22h. Vendredi 5 juillet. Courtney Barnett vient de prendre d’assaut la scène du Mtelus, 51 rue Saint-Catherine. À la vue de cette trentenaire qui gesticule avec une aisance incroyable, aucun doute possible : c’est elle qui incarne rock aujourd’hui. Et finalement, celui-ci tient à peu de choses. Un batteur légèrement surélevé à gauche, un bassiste planté comme un piquet à droite, et Courtney en pantalon et t-shirt blanc, occupant à elle seule le reste de l’espace. Venu présenter son dernier album « Tell me how you feel » (2018), elle ouvre le show avec Hopefulessness, gracieuse balade mêlée à des solos de guitare hargneux, tranchants, glissant doucement vers un ensemble cacophonique. Derrière elle, des jets de lumières multicolores illuminent un dessin d’enfant placardé en arrière-plan. Comme possédée, chaque note semble la catapulter de droite à gauche de la scène, puis au bout du précipice vers une foule de plus en plus surexcitée. Alors qu’elle rase le public, la chanteuse harangue fièrement les paroles de « I’m not your mother, I’m not your bitch », morceau fiévreux et féministe qu’elle souille jusqu’à s’enrailler la voix.
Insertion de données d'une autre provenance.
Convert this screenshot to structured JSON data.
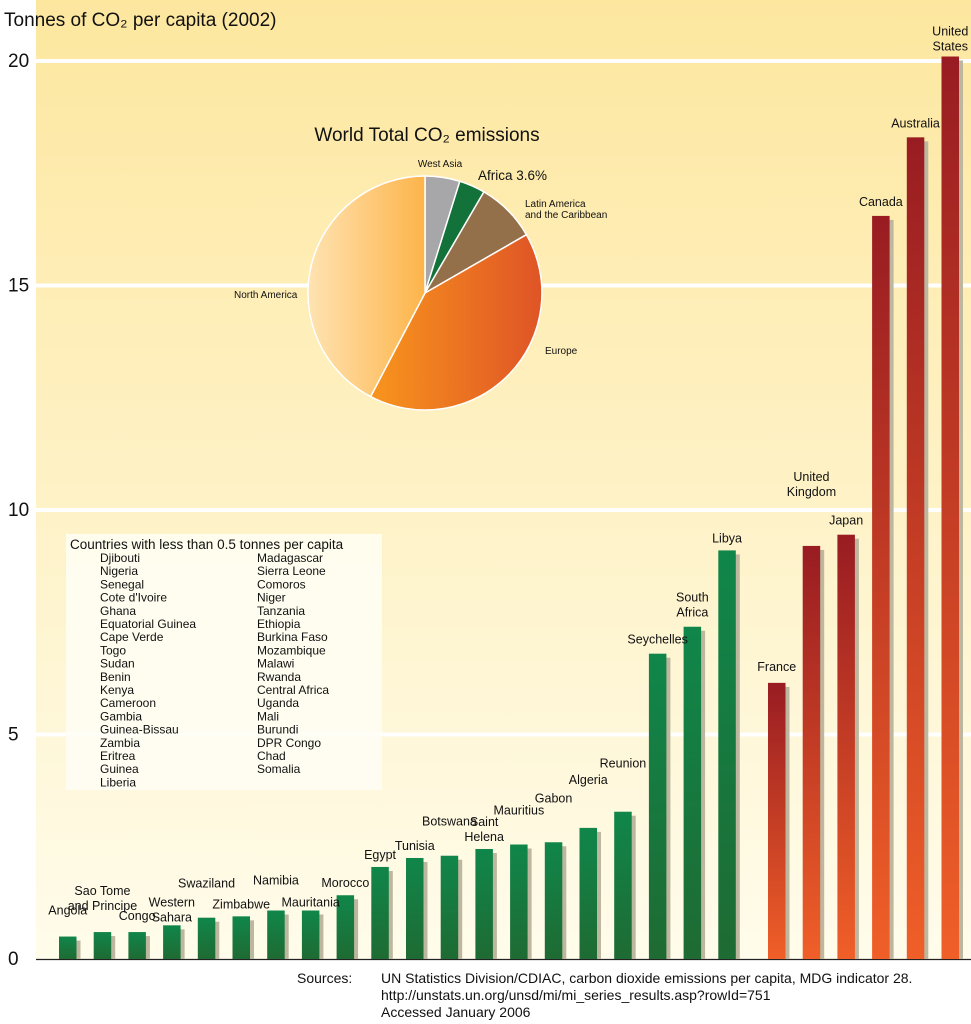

À mesure que le concert s’installe, Courtney Barnett sous ses airs de garçon manqué crache en l’air et se tord, prise au piège d’une énergie incontrôlable. Nameless, Faceless ou encore Help YourSelf finiront par mettre le parterre de fans en totale ébullition. En sortant du concert, totalement lessivée, je tends l’oreille pour écouter les debriefs des festivaliers. C’est un groupe montréalais, Pottery, qui a ouvert le show de l’Australienne. Malheureusement, au même moment, je dégustais un Cuba libre devant un concert de rock psyché au Marché des possibles, espace en plein air dans le quartier Mile-End, au nord de Montréal. L’écrin a été surnommé comme tel après que des prêtres l’aient racheté, rasant tous les bâtiments qui s’y trouvaient, puis rebaptisé le « Champ des possibles », de sorte à offrir aux locaux un espace sans limites. Ainsi, chaque année, concerts de rock et autres animations en tous genres prennent possession de ce grand jardin d’Éden. Affalée dans un transat, j’envoie ici et là des textos aux organisateurs du festival : « J’ai entendu dire qu’il y avait une surprise demain, lors du concert de clôture sur la grande Place des Arts… t’es au courant ? ». Certainement en lendemain de cuite, l’un d’eux me répond : « Oui, trop bien ».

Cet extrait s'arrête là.